Maria guardava come se di fronte avesse avuto il suo acerrimo nemico, teneva il sangue agli occhi e aggrediva implacabilmente, però se la prendevate bene a Maria potevate strappargli un grande sorriso smaliziato, e a quel punto dovevate darle l’attenzione che richiedeva, altrimenti ripiombava nel disprezzo verso tutti. Da un quadro disegnò una riproduzione con estrema perizia. Il giorno dell’arresto di Babbà, Maria leggeva una pagina del quotidiano locale, m’indicò una foto e disse che quello era un suo parente. Suo padre è detenuto nella casa circondariale di Pagliarelli a Palermo. Michela era seduta al suo fianco, aggiunse che suo padre invece stava a Secondigliano, «ma nun te preoccupà, stamm attrezzat’». Federica dal suo smartphone ascoltava una canzone della paranza dei Gigli di Barra, l’Insuperabile, dal titolo Reportage: Cronaca: in prima pagina, ‘a festa nosta. Giudice, dimme che ce sta a giudicà, si è tradizione e ‘na cultura, è storia e ll’ata rispettà. Nun ce giudicate perché purtamme a mala annummenata, sta festa nosta è tale e quale a ll’ate. Immagini, indagini… Parlene, i mass media parlene, mettono in gioco a dignità e na populaziona sana.

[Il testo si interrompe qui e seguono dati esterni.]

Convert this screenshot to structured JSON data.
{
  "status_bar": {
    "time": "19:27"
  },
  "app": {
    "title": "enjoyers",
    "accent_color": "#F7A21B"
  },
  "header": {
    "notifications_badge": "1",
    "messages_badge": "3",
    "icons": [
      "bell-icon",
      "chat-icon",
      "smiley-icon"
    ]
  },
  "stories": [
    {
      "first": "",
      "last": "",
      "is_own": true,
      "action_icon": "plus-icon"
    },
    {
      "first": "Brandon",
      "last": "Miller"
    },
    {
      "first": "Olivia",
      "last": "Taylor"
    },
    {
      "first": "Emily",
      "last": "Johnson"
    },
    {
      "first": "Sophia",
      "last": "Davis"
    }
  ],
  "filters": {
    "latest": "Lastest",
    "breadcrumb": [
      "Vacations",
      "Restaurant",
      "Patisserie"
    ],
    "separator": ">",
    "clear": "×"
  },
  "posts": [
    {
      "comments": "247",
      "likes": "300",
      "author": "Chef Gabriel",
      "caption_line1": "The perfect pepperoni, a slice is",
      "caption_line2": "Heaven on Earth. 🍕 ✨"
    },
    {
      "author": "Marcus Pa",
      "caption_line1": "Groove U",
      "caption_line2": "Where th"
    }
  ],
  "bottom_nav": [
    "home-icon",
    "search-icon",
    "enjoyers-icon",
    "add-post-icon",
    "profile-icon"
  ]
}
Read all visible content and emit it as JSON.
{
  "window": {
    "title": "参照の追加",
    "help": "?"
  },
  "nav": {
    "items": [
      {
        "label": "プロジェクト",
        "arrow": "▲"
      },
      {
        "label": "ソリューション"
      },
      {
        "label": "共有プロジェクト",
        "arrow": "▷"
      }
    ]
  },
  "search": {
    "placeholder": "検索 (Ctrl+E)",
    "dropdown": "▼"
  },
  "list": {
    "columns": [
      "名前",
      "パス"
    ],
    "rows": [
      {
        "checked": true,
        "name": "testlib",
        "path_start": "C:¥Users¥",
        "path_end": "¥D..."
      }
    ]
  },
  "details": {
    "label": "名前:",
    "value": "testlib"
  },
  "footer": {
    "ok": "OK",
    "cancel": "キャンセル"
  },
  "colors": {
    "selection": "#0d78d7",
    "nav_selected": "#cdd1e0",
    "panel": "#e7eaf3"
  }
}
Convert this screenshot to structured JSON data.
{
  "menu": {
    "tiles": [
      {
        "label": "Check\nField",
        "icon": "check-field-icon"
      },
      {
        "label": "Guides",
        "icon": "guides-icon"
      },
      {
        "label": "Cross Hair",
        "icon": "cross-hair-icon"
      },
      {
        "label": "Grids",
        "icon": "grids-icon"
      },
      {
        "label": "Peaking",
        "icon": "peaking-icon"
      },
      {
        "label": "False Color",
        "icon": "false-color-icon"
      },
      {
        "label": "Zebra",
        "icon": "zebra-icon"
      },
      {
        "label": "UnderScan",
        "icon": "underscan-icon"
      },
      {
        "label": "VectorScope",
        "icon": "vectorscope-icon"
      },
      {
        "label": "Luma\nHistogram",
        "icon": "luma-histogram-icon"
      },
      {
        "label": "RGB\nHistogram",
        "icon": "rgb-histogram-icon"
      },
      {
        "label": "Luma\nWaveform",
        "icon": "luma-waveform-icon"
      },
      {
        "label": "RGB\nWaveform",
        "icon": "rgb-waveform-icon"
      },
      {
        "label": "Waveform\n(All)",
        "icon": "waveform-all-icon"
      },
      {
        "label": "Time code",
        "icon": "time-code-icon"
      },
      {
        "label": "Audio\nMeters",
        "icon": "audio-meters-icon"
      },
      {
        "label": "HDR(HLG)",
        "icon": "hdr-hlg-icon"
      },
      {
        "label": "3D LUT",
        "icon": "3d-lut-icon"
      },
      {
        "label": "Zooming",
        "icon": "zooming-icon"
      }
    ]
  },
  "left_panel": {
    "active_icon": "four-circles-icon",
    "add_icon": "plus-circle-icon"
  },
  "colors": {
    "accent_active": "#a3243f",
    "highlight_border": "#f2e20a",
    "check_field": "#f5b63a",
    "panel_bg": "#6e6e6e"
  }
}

Nun ce giudicate se al mondo esistono e pregiudicate, che colpa po ttenè chistu llignamme, si zomp e abballa assieme a tutte quante, è na passione ca ncaten e cor, e figlie e chesta terra cca…
Qualche giorno dopo i carabinieri vennero a scuola per un incontro sulla legalità. Maria quella mattina non venne. Michela sbuffava mentre uno dei due carabinieri con il pizzetto nero e una voce simile a una supplica portava a termine l’intervento. Ciro Valda, Macchiulella, l’avevano sparato qualche giorno prima a pochi metri dalla scuola. «Io lo conoscevo. Abitava di fronte casa mia». Sorrideva, Filomena. «Quello aveva accoltellato la moglie».

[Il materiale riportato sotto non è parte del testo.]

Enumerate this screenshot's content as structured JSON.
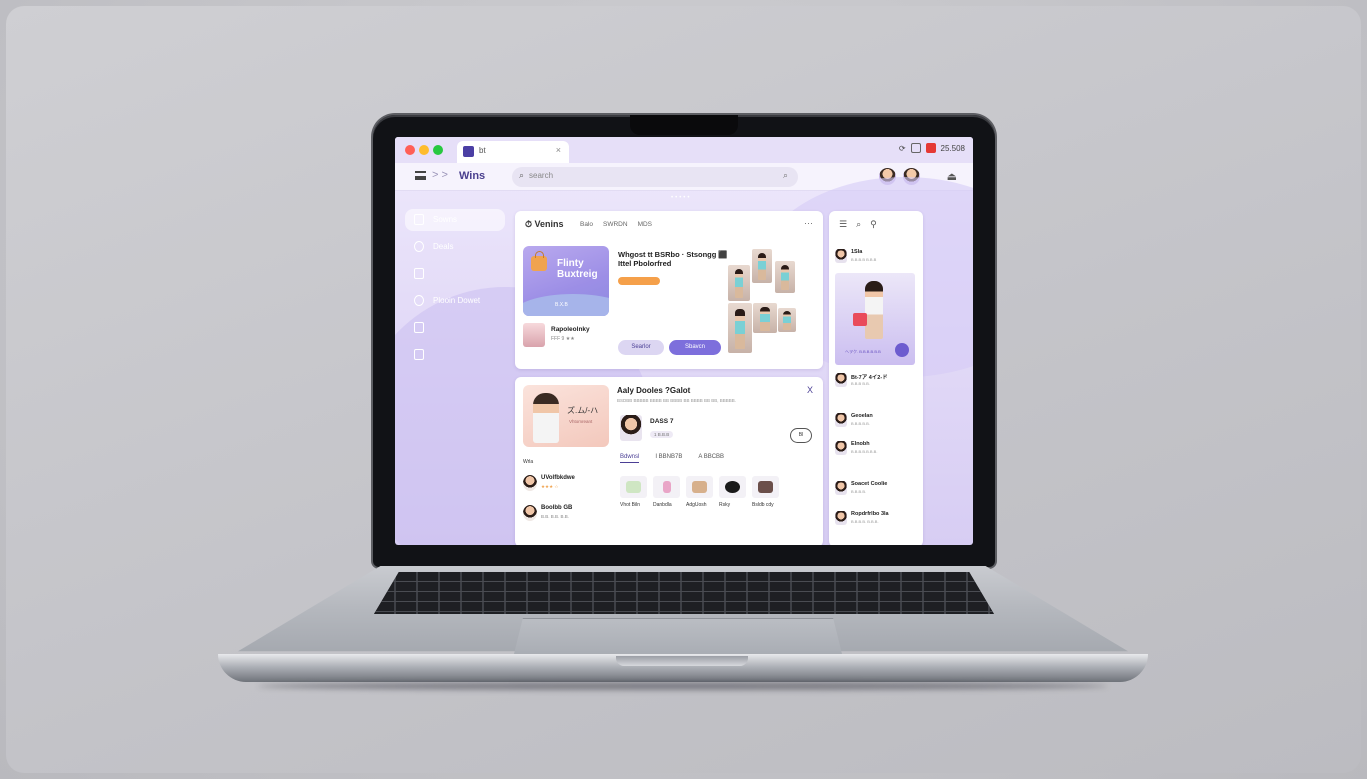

«Ma che staje ricenn’!?». Sapevi vagamente mentre loro sapevano tutto. Avevano visto e sentito, conoscevano, emulavano. «V’abbuffamm’ e bbott’!». Alfredo di Barra si riferiva ad alcuni suoi coetanei di Ponticelli. «Vottete a ffa e rrapin’. A spaccimm t’a fatt omm!». Antonio le lanciava lì queste frasi, le urlava all’improvviso senza pretese di comprensione.
Quella mattina il padre di Marco venne a scuola, Marco entrò in classe ed esclamò: «Tuttappost’, nun m’a vattut’». «Rafè lo conoscevi?». «Comm’!» E il volto diventò un blocco di pensieri ineffabili, lo sguardo si fece cupo, all’improvviso grave, austero. Raffaele, lo zio in carcere per estorsione, apparve più grande di almeno dieci anni nel giro di un’espressione. «Qualche guaio avrà fatto», diceva un altro. Enzo si alzò di scatto: «Fatemi vedere il giornale».
«Prussò lo sapete che vi dico?». Marco fece una pausa, aveva il volto devastato dall’acne. Gli ho detto almeno venti volte che non sono un professore. «Prussò secondo me… Vabbuò prussò faciteme sta zitt’». Intervenne Enzo dopo aver letto la cronaca: «Prussò a verità è che San Giuann’ è addiventate a succursale e Secondigliano». Avevano ucciso Ciro Varrello, detto Banana. Ventiquattro anni.
Un clan ogni trenta metri. I D’Amico i Mazzarella i Formicola, i Casella i Reale i Rinaldi. Fabbriche dismesse, camion e container. Ordinanze di custodia cautelare in carcere, estorsioni, falsi invalidi, traffico di armi, traffico e spaccio di stupefacenti, soldi con gli interessi, euro e dollari falsi, un tasso di disoccupazione del quaranta per cento. San Giovanni a Teduccio è il ricordo della puzza di nafta all’uscita dell’autostrada. Il passato? Totore da bambino scendeva per la Croce del Lagno e andava a tuffarsi nella lota, teneva una decina d’anni e le pezze al culo. Giocava a pallone sulla residenziale, quando ancora non era asfaltata, insieme a Cuccariello. Frequentava un circolo in cui si giocava a zecchinetta. Doveva portare i soldi a casa. Suo padre faceva l’operaio nel reparto più fetente della Montecatini, a contatto con l’ammoniaca dalla mattina alla sera. A tredici anni Totore andò a lavorare prima in una fabbrica di pelle e poi in altre officine della zona, che a quei tempi ce n’erano. A vederlo adesso pare orgoglioso, lo sentite affermare con una sicumera fastidiosa che tiene settant’anni e che fatica da settantacinque anni. Scherza. Ogni giovedì va al cimitero a portare i fiori a nonna Felicia, suo fratello Rosario e suo padre, che morì di tumore a quarant’anni, quando lui era appena maggiorenne. L’azienda invece di pagare l’indennizzo propose a Totore il suo posto in fabbrica. Nel frattempo mise su famiglia e decise di andare via da San Giovanni. Le fabbriche chiusero una dopo l’altra a partire dagli anni Ottanta.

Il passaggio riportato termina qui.